The respect for the property of others is taught more clearly in Montessori. This is because children are NOT required
or encouraged to share...at all! But because of the conformity to social norms that is taught, children can easily be
indoctrinated into communism as well. The fact that work is so individualized also discourages the students from
developing the capacity to work in group situations. That could bring about a major change in the way industry
operates, if enough people were Montessori educated. In the aggregate, I recommend Montessori over all other methods of
education I have observed (with a traditional classroom with intensive phonics instruction as second best), in spite of
its problems. Half the reason we have such a poorly educated populace is because we do not teach with sound
methodology, we do not discipline (because it is not allowed), we teach children that the person is the measure of his
own morality, and we do not solve the problem of the match. Montessori solves these problems by using sound methodology
in pedagogy, provides excellent discipline, and solves the problem of the match.

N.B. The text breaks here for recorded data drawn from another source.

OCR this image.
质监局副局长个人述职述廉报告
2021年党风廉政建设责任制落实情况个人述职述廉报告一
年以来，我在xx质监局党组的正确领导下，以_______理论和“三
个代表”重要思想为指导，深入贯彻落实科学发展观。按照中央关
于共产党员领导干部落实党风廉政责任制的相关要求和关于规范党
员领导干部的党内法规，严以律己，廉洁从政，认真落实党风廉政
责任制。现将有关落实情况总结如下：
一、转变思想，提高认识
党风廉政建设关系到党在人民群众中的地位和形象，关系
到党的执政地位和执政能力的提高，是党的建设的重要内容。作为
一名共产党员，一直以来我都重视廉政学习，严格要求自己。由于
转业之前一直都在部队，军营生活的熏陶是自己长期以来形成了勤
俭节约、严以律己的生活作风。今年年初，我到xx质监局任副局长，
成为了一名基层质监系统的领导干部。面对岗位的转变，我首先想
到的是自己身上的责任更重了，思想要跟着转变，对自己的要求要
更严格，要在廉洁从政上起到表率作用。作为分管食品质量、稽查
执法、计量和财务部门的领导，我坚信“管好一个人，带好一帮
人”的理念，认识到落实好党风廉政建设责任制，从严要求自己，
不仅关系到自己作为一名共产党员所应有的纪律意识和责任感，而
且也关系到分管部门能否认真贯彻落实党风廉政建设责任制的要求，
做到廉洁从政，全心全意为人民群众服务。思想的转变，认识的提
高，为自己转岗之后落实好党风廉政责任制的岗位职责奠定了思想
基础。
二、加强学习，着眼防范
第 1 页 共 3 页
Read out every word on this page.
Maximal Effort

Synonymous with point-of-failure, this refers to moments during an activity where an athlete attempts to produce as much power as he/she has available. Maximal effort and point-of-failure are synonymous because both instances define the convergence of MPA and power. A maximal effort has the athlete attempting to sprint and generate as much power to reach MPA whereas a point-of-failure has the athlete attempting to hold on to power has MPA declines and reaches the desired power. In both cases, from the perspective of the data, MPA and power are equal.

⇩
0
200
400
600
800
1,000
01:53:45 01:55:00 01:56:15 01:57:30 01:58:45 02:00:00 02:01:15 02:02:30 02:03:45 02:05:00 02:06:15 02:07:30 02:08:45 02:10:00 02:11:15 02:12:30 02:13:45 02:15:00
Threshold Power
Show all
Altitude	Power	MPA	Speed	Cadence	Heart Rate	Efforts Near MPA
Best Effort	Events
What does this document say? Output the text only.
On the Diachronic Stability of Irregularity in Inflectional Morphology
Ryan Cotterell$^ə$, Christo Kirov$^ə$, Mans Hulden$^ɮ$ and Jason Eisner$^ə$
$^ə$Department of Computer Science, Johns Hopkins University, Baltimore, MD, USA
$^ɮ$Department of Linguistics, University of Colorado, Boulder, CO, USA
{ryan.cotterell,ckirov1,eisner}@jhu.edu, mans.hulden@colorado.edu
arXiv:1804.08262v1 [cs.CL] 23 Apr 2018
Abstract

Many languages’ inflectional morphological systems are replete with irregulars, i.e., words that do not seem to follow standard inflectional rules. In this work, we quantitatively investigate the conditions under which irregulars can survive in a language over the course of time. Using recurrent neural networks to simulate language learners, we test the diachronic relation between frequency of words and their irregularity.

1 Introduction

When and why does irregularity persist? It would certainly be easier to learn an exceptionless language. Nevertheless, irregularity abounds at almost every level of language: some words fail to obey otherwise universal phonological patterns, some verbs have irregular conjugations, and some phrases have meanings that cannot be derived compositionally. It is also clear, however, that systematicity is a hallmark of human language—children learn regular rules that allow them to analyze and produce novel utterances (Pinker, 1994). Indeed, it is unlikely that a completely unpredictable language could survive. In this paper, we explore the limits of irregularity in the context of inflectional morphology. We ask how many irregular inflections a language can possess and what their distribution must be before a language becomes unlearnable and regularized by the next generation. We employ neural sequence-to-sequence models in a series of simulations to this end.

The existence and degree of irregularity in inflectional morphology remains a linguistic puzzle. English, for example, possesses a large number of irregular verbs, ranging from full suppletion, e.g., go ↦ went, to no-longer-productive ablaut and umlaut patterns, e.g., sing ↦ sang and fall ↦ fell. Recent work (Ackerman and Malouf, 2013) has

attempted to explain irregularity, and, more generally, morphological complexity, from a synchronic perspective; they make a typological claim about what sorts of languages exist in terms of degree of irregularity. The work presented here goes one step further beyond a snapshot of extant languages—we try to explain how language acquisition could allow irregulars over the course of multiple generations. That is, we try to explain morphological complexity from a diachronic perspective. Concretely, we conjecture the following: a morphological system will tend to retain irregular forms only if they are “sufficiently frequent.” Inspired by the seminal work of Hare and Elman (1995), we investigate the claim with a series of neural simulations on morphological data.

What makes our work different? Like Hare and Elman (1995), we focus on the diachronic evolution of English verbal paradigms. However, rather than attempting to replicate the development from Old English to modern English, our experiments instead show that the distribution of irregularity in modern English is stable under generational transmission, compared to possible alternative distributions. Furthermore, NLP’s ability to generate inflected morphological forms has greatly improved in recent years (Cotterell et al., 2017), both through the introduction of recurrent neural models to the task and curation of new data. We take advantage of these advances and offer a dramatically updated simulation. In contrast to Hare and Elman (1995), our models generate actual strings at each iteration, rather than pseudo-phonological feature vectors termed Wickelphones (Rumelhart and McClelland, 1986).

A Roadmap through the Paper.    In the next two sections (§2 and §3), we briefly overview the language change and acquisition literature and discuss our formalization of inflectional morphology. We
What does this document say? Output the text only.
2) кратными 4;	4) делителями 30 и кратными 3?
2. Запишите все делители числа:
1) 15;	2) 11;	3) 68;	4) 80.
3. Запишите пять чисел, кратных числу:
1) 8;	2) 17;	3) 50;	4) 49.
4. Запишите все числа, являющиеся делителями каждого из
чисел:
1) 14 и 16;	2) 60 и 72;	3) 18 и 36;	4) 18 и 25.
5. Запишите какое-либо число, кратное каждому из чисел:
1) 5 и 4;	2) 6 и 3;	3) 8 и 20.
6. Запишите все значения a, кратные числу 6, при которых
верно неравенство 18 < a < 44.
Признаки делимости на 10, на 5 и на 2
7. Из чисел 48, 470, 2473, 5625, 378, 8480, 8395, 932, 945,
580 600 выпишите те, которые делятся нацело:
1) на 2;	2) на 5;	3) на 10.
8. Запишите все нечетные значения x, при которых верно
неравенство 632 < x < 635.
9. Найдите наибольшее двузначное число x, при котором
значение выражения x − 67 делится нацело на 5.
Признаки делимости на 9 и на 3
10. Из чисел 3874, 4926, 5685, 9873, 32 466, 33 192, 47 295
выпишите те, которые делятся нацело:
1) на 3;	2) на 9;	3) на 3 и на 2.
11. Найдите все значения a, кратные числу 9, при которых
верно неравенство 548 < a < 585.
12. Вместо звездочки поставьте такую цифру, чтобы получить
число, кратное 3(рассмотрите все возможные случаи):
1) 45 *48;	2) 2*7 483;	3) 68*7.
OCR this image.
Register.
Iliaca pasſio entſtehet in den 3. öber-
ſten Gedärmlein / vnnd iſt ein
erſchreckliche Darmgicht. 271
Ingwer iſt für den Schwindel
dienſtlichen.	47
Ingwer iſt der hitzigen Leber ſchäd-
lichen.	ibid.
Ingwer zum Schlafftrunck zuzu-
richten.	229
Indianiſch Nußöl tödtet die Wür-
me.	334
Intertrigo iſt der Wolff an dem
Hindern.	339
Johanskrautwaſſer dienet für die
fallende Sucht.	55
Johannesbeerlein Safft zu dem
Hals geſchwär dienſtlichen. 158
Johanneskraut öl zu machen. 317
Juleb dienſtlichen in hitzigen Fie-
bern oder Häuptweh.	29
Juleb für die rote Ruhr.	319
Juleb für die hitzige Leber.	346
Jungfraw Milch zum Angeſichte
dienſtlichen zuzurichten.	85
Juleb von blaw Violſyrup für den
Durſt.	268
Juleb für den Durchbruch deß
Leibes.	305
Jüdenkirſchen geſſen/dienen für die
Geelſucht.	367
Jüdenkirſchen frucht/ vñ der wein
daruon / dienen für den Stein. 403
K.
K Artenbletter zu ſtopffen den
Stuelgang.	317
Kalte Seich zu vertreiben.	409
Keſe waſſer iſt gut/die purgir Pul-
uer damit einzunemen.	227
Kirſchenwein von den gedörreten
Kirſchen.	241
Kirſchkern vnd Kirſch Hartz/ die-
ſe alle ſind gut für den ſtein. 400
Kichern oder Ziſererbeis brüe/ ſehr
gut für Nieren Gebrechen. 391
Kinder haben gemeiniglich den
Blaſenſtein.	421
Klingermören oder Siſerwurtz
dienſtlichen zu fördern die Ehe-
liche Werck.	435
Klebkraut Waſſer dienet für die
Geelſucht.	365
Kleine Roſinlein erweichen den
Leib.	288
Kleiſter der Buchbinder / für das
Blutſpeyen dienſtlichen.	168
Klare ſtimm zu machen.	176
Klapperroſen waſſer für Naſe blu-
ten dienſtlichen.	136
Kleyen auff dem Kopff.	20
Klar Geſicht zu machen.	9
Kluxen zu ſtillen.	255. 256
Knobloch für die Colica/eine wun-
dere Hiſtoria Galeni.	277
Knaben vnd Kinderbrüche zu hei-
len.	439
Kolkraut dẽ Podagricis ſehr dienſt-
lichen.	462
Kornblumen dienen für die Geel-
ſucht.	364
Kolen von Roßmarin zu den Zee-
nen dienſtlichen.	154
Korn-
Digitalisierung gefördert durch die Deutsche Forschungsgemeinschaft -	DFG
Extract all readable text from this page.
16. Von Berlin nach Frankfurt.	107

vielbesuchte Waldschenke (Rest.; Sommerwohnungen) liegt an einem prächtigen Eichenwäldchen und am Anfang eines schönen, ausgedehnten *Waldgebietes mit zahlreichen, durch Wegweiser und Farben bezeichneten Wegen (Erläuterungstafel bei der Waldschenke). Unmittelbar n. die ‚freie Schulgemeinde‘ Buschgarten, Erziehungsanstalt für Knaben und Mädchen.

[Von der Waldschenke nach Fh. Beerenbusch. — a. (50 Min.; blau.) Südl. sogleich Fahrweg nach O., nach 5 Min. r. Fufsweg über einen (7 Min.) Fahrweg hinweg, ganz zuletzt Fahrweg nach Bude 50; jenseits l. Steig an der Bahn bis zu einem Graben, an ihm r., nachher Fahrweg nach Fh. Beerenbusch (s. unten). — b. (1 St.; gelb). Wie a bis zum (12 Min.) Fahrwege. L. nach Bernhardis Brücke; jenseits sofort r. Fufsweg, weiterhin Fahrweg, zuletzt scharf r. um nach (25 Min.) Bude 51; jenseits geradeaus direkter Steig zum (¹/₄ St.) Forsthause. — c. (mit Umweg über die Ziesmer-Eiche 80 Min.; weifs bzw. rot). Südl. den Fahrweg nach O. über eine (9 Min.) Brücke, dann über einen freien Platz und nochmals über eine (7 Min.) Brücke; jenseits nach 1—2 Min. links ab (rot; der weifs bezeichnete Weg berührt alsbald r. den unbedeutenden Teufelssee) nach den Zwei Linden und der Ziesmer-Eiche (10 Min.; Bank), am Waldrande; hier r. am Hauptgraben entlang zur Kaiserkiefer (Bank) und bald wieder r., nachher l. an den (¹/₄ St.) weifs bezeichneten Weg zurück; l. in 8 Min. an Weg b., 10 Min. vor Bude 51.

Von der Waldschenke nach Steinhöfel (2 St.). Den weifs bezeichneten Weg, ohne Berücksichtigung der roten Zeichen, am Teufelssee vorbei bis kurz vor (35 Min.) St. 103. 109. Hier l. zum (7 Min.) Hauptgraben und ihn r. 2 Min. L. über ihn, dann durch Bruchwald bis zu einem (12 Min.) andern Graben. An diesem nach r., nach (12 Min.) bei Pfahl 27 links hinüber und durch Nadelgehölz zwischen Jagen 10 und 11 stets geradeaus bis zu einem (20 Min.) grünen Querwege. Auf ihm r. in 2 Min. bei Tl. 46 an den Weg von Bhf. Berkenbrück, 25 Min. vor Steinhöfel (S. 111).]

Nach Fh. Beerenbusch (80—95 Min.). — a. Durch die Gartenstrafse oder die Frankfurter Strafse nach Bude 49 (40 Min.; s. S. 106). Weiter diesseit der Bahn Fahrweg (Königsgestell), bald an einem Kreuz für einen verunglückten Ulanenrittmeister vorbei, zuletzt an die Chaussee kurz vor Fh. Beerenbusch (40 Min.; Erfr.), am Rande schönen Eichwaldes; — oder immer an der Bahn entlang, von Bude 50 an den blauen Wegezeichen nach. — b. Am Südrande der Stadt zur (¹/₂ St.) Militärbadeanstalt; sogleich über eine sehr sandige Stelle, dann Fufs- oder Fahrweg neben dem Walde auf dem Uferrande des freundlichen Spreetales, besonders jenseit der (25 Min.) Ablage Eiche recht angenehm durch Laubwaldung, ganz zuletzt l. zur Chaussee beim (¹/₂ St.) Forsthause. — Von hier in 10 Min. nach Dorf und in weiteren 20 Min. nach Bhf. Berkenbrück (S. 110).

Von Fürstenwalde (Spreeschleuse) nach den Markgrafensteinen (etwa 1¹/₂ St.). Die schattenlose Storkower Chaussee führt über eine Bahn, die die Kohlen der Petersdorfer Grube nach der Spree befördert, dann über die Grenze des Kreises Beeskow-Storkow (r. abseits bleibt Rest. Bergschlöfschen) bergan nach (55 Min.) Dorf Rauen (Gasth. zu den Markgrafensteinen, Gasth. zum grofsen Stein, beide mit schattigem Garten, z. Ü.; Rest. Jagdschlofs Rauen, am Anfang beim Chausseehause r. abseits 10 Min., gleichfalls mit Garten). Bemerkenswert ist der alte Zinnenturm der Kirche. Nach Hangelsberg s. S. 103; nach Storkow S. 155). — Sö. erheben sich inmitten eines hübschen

Like the homeschooled student, expect
the Montessori student to show a much higher level of maturity in all areas, including social development.
Pat Goltz had experience with the Montessori classroom as a volunteer, and observed widely both in Montessori
schools and schools not using the Montessori philosophy. She studied instructional analysis, and Montessori methodology
with Madame Maake van Thiel, who studied under Mario Montessori, the son of Maria Montessori. She maintained a
homeschool environment patterned after the Montessori philosophy and homeschooled the seven children in the Goltz
family all the way through high school.